In a new paper in Nature Communications, the researchers present a raft of evidence—from climate modeling and ice core and Nile River hydrological records to ancient Egyptian chronicles—indicating that a series of eruptions may have caused sharp drop-offs in the summer rainfall usually brought by the African monsoon.
The loss of monsoon precipitation would have depleted the headwaters of the Nile River and deprived Egyptian civilization of the annual Nile flooding that it depended on to sustain its agriculture. As food became scarce, insurrections may have followed, including one known as the Theban revolt, which rose against the ruling Macedonian Ptolemies starting in 207 BCE.
“The Ptolemies lost control over huge areas of Egypt for almost 2 decades” during the Theban revolt, said Francis Ludlow, a coauthor of the study and a climate historian at Trinity College in Dublin, Ireland. It “was a very destructive revolt, with damage to temples and huge losses of tax revenues for the state.”
Volcanoes and the Nile
Researchers know well the climatic effects of volcanic eruptions. Major eruptions spew sulfur dioxide, among other substances, into the atmosphere, which reacts to form aerosol particles. These particles reflect sunlight back into space, cooling the atmosphere.

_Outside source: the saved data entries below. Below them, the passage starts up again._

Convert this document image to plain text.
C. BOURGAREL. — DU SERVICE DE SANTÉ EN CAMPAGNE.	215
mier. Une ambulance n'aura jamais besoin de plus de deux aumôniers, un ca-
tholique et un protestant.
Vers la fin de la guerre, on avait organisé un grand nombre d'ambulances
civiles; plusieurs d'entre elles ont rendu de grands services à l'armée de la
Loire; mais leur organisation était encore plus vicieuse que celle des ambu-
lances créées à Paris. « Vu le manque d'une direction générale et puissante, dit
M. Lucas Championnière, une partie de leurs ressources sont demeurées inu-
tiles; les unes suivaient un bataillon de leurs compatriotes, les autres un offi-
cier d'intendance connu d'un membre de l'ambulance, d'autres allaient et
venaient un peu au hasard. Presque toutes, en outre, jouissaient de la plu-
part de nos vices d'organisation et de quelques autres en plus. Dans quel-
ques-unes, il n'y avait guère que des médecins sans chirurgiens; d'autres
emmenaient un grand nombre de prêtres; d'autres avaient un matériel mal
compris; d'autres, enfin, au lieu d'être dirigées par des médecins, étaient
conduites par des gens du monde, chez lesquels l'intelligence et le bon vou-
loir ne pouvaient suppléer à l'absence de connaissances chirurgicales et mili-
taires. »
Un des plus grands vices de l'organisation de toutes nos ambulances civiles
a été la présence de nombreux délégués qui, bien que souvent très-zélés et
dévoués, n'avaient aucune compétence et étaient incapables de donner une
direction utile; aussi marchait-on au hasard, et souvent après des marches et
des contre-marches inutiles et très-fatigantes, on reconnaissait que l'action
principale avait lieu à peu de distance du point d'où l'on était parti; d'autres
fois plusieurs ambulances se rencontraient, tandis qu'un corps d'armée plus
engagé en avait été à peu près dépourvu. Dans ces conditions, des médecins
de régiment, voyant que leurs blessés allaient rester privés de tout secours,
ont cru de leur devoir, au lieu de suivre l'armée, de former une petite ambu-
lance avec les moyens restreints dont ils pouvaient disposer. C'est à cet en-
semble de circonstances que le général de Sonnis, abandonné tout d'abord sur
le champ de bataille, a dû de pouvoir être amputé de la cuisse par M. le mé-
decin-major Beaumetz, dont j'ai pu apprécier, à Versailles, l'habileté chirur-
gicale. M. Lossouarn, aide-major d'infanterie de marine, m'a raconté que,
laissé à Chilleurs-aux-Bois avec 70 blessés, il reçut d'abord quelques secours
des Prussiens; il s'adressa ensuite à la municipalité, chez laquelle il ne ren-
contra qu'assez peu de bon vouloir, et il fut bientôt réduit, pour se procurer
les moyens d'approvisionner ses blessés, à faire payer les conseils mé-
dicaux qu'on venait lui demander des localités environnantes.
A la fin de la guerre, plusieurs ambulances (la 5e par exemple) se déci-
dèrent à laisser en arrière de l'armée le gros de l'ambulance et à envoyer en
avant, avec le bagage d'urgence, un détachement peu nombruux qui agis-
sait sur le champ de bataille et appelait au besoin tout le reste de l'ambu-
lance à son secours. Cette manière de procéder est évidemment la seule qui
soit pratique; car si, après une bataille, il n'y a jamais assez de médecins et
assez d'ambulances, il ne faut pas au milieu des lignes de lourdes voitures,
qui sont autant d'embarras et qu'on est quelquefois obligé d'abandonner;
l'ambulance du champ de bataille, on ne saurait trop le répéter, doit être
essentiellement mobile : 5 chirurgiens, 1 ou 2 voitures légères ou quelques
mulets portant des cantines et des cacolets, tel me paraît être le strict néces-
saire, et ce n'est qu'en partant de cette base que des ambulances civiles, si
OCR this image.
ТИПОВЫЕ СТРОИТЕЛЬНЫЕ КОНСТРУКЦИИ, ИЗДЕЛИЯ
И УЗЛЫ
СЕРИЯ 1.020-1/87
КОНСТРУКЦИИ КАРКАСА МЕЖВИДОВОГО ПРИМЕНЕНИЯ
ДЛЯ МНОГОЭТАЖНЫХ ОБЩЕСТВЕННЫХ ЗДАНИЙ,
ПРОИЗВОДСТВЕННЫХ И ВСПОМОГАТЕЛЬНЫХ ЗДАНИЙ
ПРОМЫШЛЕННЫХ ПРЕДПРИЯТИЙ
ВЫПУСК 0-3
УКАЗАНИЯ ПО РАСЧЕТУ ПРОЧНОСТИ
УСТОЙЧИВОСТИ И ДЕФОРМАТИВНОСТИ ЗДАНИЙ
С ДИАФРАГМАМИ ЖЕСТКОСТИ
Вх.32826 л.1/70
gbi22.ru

Generally, this cooling decreases evaporation, and less evaporation means less water in the atmosphere for rain. The summer floods along the 6,800-kilometer-long Nile got their water mainly from rainfall in the Ethiopian highlands, and that rainfall comes from the African monsoon, which is driven by summer heating of the atmosphere. A cooler atmosphere supplies less water for the monsoon and thus less water for the Nile.
This effect has been documented. Texts from 1788, for example, describe a low-flowing Nile in the summers of 1783 and 1784—during and after Iceland’s Laki eruption—which caused a food shortage that killed many people. Recently, other scientists have used models to show how the Laki eruption and its 80 megatons of sulfur aerosols could have indirectly wiped out those monsoons so integral to the Egyptian population’s well-being.
Some possible factors didn’t make it into this research, however, according to Kevin Anchukaitis, a paleoclimatologist at the University of Arizona in Tucson. He told the New York Times that the study didn’t account for weather influences on the Nile like El Niño.
To investigate a possible connection between volcanic eruptions and a Nile flood failure, the researchers on the new paper turned to one of the longest hydrological records on Earth: the Islamic Nilometer, an ancient structure built in 622 CE that people used to track water levels on the Nile. The researchers studied eruptions that occurred from 622 CE to 1902 CE and compared the dates of those eruptions—like Laki in 1783 and Tambora in 1815—with dates of Nile failures recorded by operators of the Nilometer. In summers during eruption years, the researchers found, floodwaters averaged 22 centimeters lower than in noneruption years.
Although these eruptions occurred long after the end of the Egyptian empire, the researchers assume that they would have affected the African monsoon similarly. “It would be surprising if the climate system operated completely differently in the Ptolemaic era,” Ludlow said.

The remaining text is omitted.